A regularidade da utilização de espaços físicos em águas públicas é tão importante para alguns empreendimentos quanto a regularidade do registro da propriedade de um terreno na respectiva matrícula imobiliária.

Atualmente, a instalação e a utilização de estruturas náuticas em águas públicas federais no Brasil são regulamentadas pela Portaria nº 404/2012 da Secretaria do Patrimônio da União (Portaria SPU 404). Ela define quais estruturas estão sujeitas à regularização de posse por meio da celebração de um contrato de cessão onerosa com a SPU. Nessas estruturas náuticas, incluem-se conceitualmente as “obras molhadas” dos terminais portuários privados brasileiros.

Muito se discute sobre a legalidade dessa portaria, especialmente quanto à possibilidade de cobrança pelo uso das águas públicas, o que já é objeto da ADI 4819, ajuizada pela Associação Brasileira dos Terminais Portuários no Supremo Tribunal Federal. Não obstante a judicialização do tema, o Ministério dos Transportes, Portos e Aviação Civil e o Ministério do Planejamento, Desenvolvimento e Gestão têm procurado organizar o procedimento para regularizar o uso de águas públicas nos empreendimentos portuários, o que se evidencia timidamente com a publicação da Portaria Interministerial nº 1, de 18 de abril de 2017.

Ocorre que, na realidade dos empreendimentos portuários privados brasileiros, regulamentar o procedimento para pedido de uso de águas públicas em novos terminais é apenas um dos passos para solucionar os desafios que os operadores portuários enfrentam. A Portaria SPU 404 já não consegue abarcar a realidade desses terminais e, principalmente, as peculiaridades das atividades portuárias e de navegação.

Em primeiro lugar, a Portaria SPU 404 não é clara quanto ao valor a ser pago pelo uso das águas públicas. O texto normativo remete a uma tabela de preços públicos de difícil acesso, que impede o interessado de identificar de antemão o custo do uso de águas públicas.

Em segundo lugar, a Portaria SPU 404 – que não é voltada especificamente para empreendimentos portuários, mas sim para todas as situações que exijam a instalação de estruturas náuticas em águas públicas federais – não é clara na divisão do que são estruturas náuticas e do que são estruturas utilizadas meramente para apoio à atividade de navegação. Por exemplo, o interessado que precisar alocar estruturas para fundeio de embarcações deverá não apenas solicitar a aprovação da autoridade marítima, pois se trata de atividade atrelada à navegação, mas também solicitar a cessão onerosa das respectivas águas públicas federais à SPU, ainda que a alocação de estruturas seja realizada para garantir maior segurança à navegação e ao fundeio de suas embarcações e das demais empresas de navegação que atuam na região.

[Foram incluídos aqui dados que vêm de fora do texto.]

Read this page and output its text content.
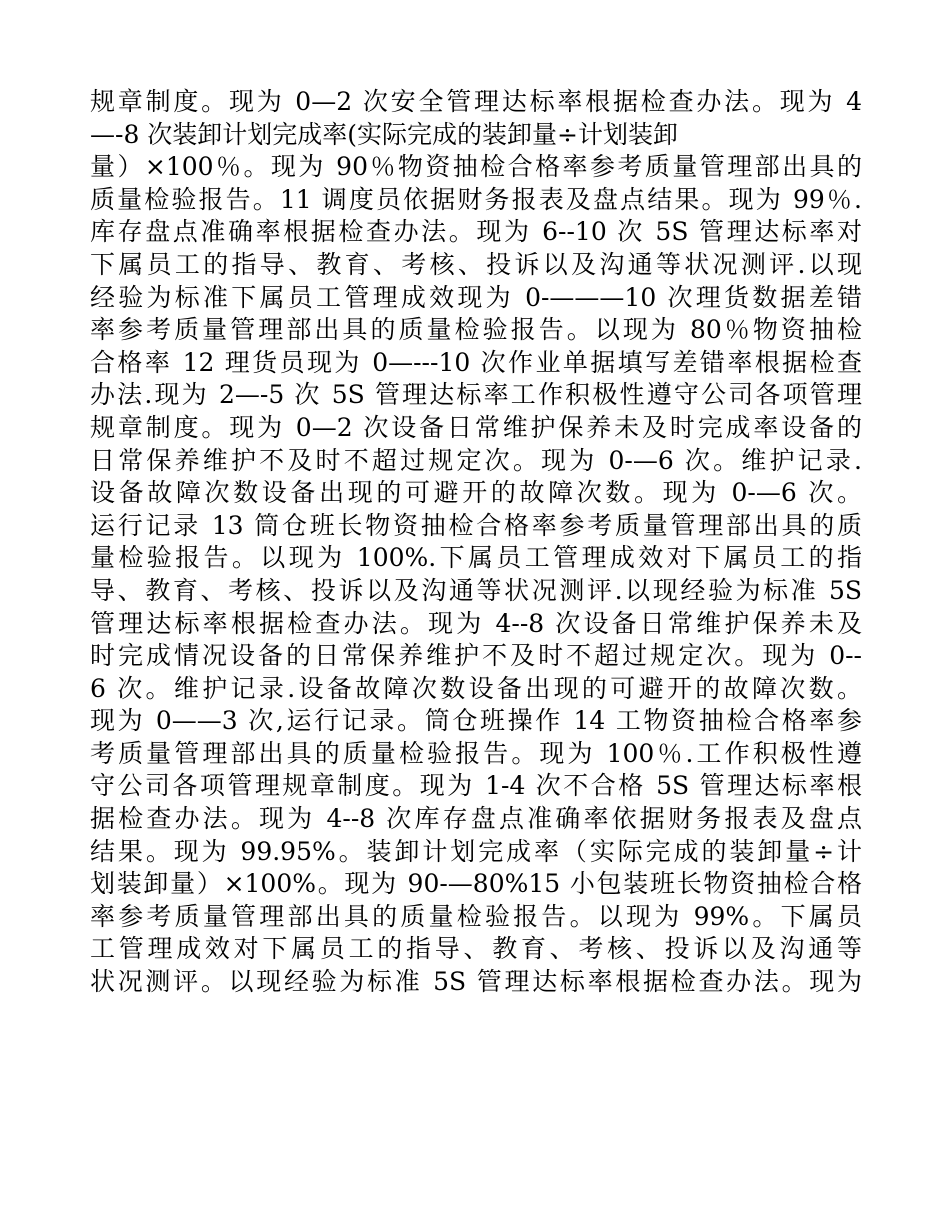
规章制度。现为 0—2 次安全管理达标率根据检查办法。现为 4
—-8 次装卸计划完成率(实际完成的装卸量÷计划装卸
量）×100％。现为 90％物资抽检合格率参考质量管理部出具的
质量检验报告。11 调度员依据财务报表及盘点结果。现为 99％.
库存盘点准确率根据检查办法。现为 6--10 次 5S 管理达标率对
下属员工的指导、教育、考核、投诉以及沟通等状况测评.以现
经验为标准下属员工管理成效现为 0-———10 次理货数据差错
率参考质量管理部出具的质量检验报告。以现为 80％物资抽检
合格率 12 理货员现为 0—---10 次作业单据填写差错率根据检查
办法.现为 2—-5 次 5S 管理达标率工作积极性遵守公司各项管理
规章制度。现为 0—2 次设备日常维护保养未及时完成率设备的
日常保养维护不及时不超过规定次。现为 0-—6 次。维护记录.
设备故障次数设备出现的可避开的故障次数。现为 0-—6 次。
运行记录 13 筒仓班长物资抽检合格率参考质量管理部出具的质
量检验报告。以现为 100%.下属员工管理成效对下属员工的指
导、教育、考核、投诉以及沟通等状况测评.以现经验为标准 5S
管理达标率根据检查办法。现为 4--8 次设备日常维护保养未及
时完成情况设备的日常保养维护不及时不超过规定次。现为 0--
6 次。维护记录.设备故障次数设备出现的可避开的故障次数。
现为 0——3 次,运行记录。筒仓班操作 14 工物资抽检合格率参
考质量管理部出具的质量检验报告。现为 100％.工作积极性遵
守公司各项管理规章制度。现为 1-4 次不合格 5S 管理达标率根
据检查办法。现为 4--8 次库存盘点准确率依据财务报表及盘点
结果。现为 99.95%。装卸计划完成率（实际完成的装卸量÷计
划装卸量）×100%。现为 90-—80%15 小包装班长物资抽检合格
率参考质量管理部出具的质量检验报告。以现为 99%。下属员
工管理成效对下属员工的指导、教育、考核、投诉以及沟通等
状况测评。以现经验为标准 5S 管理达标率根据检查办法。现为
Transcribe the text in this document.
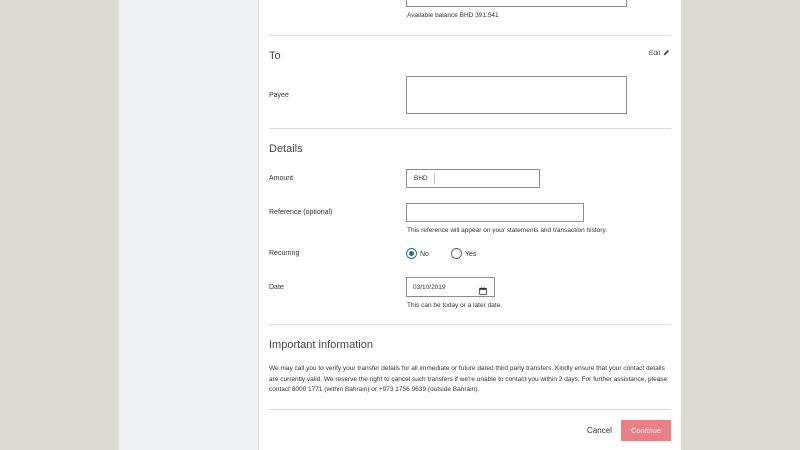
Available balance BHD 391.541
To	Edit
Payee
Details
Amount	BHD
Reference (optional)
This reference will appear on your statements and transaction history.
Recurring	No	Yes
Date	03/10/2019
This can be today or a later date.
Important information
We may call you to verify your transfer details for all immediate or future dated third party transfers. Kindly ensure that your contact details are currently valid. We reserve the right to cancel such transfers if we're unable to contact you within 2 days. For further assistance, please contact 8000 1771 (within Bahrain) or +973 1756 9639 (outside Bahrain).
Cancel	Continue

O grande desafio, nesse contexto, é ter uma norma que garanta segurança jurídica aos empreendedores e que indique claramente quanto isso custará, quais estruturas estão sujeitas à aprovação da SPU, quais estruturas estão sujeitas à cessão onerosa e quais estruturas são meramente relacionadas à atividade de navegação e, portanto, de competência da autoridade marítima. É importante ainda que a norma indique quais são as hipóteses de licitação (e de sua dispensa) e o critério utilizado para ceder determinado espaço a um operador e não a outro, especialmente quando o terminal já estiver autorizado pelo Ministério dos Transportes, Portos e Aviação Civil.

Nesse cenário, a norma que trata da posse de águas públicas – que, reitera-se, é tão relevante quanto a posse e a propriedade dos respectivos terrenos – deve acompanhar a realidade das atividades que atinge. No caso dos terminais portuários, especialmente, o desafio é esclarecer a divisão de competências entre órgãos federais, o que justifica, inclusive, a edição de norma específica para esse tema.

Enquanto isso não ocorre, as empresas do setor acabam esbarrando em sérias dificuldades para se enquadrarem nas normas fundiárias aplicáveis e funcionarem de forma regular, o que gera incertezas operacionais e insegurança jurídica para o setor.